From 2011-2017, perceptions of healthcare in New Mexico have been impacted at a variety of levels.
Consider these milestones at the Federal and State level.
2010 inaugurated the Affordable Care Act (or ACA), also known as Obamacare.
In 2013, the New Mexico Human Services Department halted funding to 15 behavioral health providers in response to allegations of Medicaid fraud this resulted in coverage interruptions for 30,000 of the state’s most vulnerable residents.
Also in 2013, the New Mexico Healthcare Exchange was created by state law to help residents get affordable health care coverage.
In 2014 the Veterans Health Administration was embroiled in a scandal where allegations of negligence were reported in the treatment of United States military veterans.
As if 2013 didn’t have enough activity, New Mexico Governor Susanna Martinez expanded healthcare coverage, through the ACA, to include recipients of Medicaid. The expansion provided coverage for residents with household incomes up to 138 percent of the Federal poverty level.
And according to US Census data, the uninsured rate in New Mexico fell from 18.6 percent in 2013 to 9.2 percent in 2016 — a drop of more than 50 percent, versus the national average drop of a little more than 40 percent.

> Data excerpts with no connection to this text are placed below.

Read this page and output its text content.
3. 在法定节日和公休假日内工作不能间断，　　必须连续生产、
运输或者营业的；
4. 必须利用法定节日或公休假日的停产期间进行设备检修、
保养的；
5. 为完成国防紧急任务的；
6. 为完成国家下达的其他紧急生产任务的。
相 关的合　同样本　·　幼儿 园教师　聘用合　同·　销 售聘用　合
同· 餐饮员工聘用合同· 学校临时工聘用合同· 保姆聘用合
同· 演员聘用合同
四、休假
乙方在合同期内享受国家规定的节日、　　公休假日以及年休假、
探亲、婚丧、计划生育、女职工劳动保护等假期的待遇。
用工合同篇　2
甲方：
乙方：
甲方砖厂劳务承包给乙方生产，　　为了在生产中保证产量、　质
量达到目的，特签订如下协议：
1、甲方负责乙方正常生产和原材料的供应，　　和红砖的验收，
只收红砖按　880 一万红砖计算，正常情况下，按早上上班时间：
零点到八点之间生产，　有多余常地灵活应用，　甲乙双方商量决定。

A 2015 report issued by the University of New Mexico Health Sciences Center shows that New Mexico only has “nineteen hundred” primary care physicians. When compared to the State’s population, at the time, that equaled one primary care physician for every “thousand ninety-nine” New Mexicans in the state.
Politically, in 2016, a unique political showdown developed between the legislature, Attorney General, State Auditor and Office of the Superintendent of Insurance. At the center of the issue, the release of an audit claiming the Insurance Superintendent failed to collect nearly $200 million in taxes from insurance companies.

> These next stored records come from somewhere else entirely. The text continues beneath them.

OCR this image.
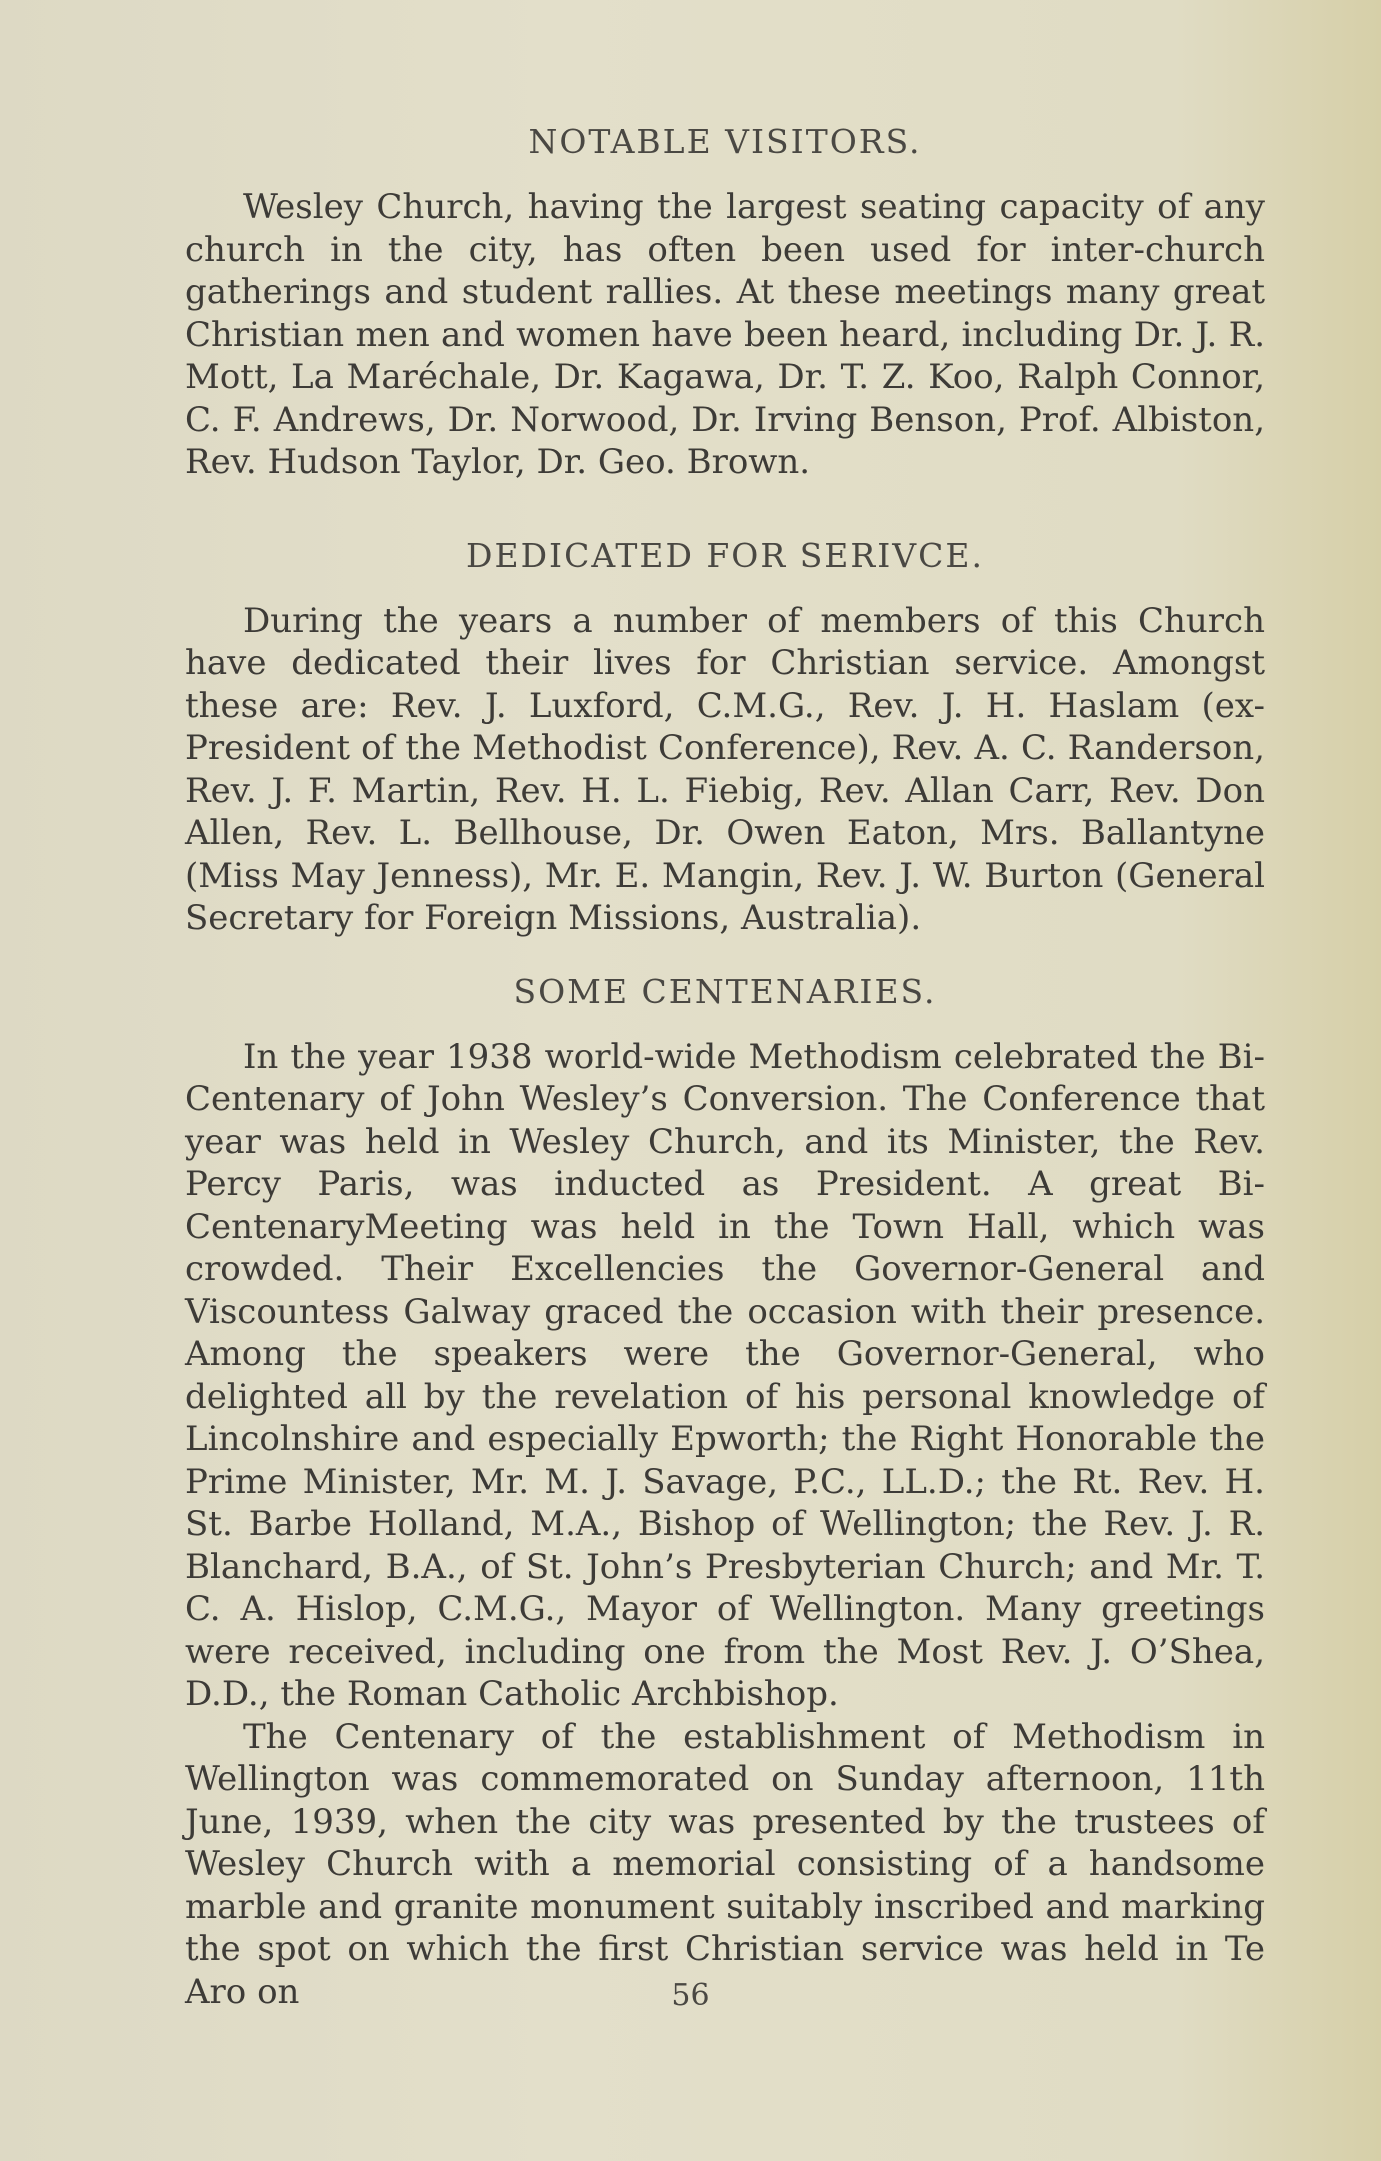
NOTABLE VISITORS.

Wesley Church, having the largest seating capacity of any church in the city, has often been used for inter-church gatherings and student rallies. At these meetings many great Christian men and women have been heard, including Dr. J. R. Mott, La Maréchale, Dr. Kagawa, Dr. T. Z. Koo, Ralph Connor, C. F. Andrews, Dr. Norwood, Dr. Irving Benson, Prof. Albiston, Rev. Hudson Taylor, Dr. Geo. Brown.

DEDICATED FOR SERIVCE.

During the years a number of members of this Church have dedicated their lives for Christian service. Amongst these are: Rev. J. Luxford, C.M.G., Rev. J. H. Haslam (ex-President of the Methodist Conference), Rev. A. C. Randerson, Rev. J. F. Martin, Rev. H. L. Fiebig, Rev. Allan Carr, Rev. Don Allen, Rev. L. Bellhouse, Dr. Owen Eaton, Mrs. Ballantyne (Miss May Jenness), Mr. E. Mangin, Rev. J. W. Burton (General Secretary for Foreign Missions, Australia).

SOME CENTENARIES.

In the year 1938 world-wide Methodism celebrated the Bi-Centenary of John Wesley’s Conversion. The Conference that year was held in Wesley Church, and its Minister, the Rev. Percy Paris, was inducted as President. A great Bi-CentenaryMeeting was held in the Town Hall, which was crowded. Their Excellencies the Governor-General and Viscountess Galway graced the occasion with their presence. Among the speakers were the Governor-General, who delighted all by the revelation of his personal knowledge of Lincolnshire and especially Epworth; the Right Honorable the Prime Minister, Mr. M. J. Savage, P.C., LL.D.; the Rt. Rev. H. St. Barbe Holland, M.A., Bishop of Wellington; the Rev. J. R. Blanchard, B.A., of St. John’s Presbyterian Church; and Mr. T. C. A. Hislop, C.M.G., Mayor of Wellington. Many greetings were received, including one from the Most Rev. J. O’Shea, D.D., the Roman Catholic Archbishop.

The Centenary of the establishment of Methodism in Wellington was commemorated on Sunday afternoon, 11th June, 1939, when the city was presented by the trustees of Wesley Church with a memorial consisting of a handsome marble and granite monument suitably inscribed and marking the spot on which the first Christian service was held in Te Aro on	56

The seven-year period also included new hospital construction and improvements as well as the creation of and merger of various insurance and medical groups.
Despite the changes, New Mexico residents are generally consistent in how they feel about the medical system. Favorability, hovers just below the 50 percent mark with the most fluctuation occurring in 2013 when it dropped from 49 percent to 46 percent. Over the past seven years, the medical system has averaged 47 percent favorability among New Mexico residents.

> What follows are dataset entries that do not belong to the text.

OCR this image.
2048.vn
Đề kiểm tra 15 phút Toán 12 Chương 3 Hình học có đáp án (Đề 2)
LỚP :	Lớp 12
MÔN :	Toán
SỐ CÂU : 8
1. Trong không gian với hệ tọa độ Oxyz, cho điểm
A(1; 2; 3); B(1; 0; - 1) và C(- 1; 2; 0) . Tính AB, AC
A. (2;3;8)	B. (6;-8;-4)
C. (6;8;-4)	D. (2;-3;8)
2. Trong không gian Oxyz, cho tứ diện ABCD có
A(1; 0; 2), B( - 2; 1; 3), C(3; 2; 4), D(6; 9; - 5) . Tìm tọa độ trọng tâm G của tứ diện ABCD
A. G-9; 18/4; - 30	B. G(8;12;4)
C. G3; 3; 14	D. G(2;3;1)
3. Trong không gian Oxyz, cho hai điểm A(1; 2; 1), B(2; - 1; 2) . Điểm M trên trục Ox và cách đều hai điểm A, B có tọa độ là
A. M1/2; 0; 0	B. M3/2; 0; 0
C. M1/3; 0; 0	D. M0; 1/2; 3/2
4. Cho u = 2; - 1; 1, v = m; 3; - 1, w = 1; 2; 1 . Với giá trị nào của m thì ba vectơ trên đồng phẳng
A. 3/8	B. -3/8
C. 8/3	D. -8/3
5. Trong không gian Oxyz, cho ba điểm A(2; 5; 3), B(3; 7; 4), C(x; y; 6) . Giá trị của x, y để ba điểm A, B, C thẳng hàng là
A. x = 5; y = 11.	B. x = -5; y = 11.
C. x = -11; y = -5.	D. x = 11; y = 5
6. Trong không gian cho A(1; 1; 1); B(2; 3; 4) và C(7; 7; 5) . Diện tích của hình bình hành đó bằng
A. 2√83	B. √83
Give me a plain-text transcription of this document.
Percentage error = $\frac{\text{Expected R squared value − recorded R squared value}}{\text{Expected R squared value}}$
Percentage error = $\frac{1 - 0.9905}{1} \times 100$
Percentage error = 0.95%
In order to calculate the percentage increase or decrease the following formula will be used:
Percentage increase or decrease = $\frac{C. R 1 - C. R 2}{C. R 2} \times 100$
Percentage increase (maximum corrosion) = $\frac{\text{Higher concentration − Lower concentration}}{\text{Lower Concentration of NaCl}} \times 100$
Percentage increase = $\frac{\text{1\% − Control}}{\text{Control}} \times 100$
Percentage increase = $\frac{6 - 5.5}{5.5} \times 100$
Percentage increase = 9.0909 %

Geographically, residents in the Albuquerque area are the most consistent and generally have the highest levels of trust and favorability regarding doctors and the medical system. Residents in the Northwest have the largest swings in favorability of the medical system with a low of 45 percent in 2015 and high of 75 percent in 2016. Trust of doctors also saw some extreme swings in North Central New Mexico with a 39 percent favorability in 2014 followed by 70 percent favorability in 2015.
Interestingly, the oldest and youngest residents have the highest level of trust in physicians. The youngest (18-34 years of age), typically the lightest users of insurance and healthcare, have an average 66 percent trust of physicians compared to residents over the age of 65 years, the most frequent users of insurance and health care, who have a 69 percent average of trust in doctors.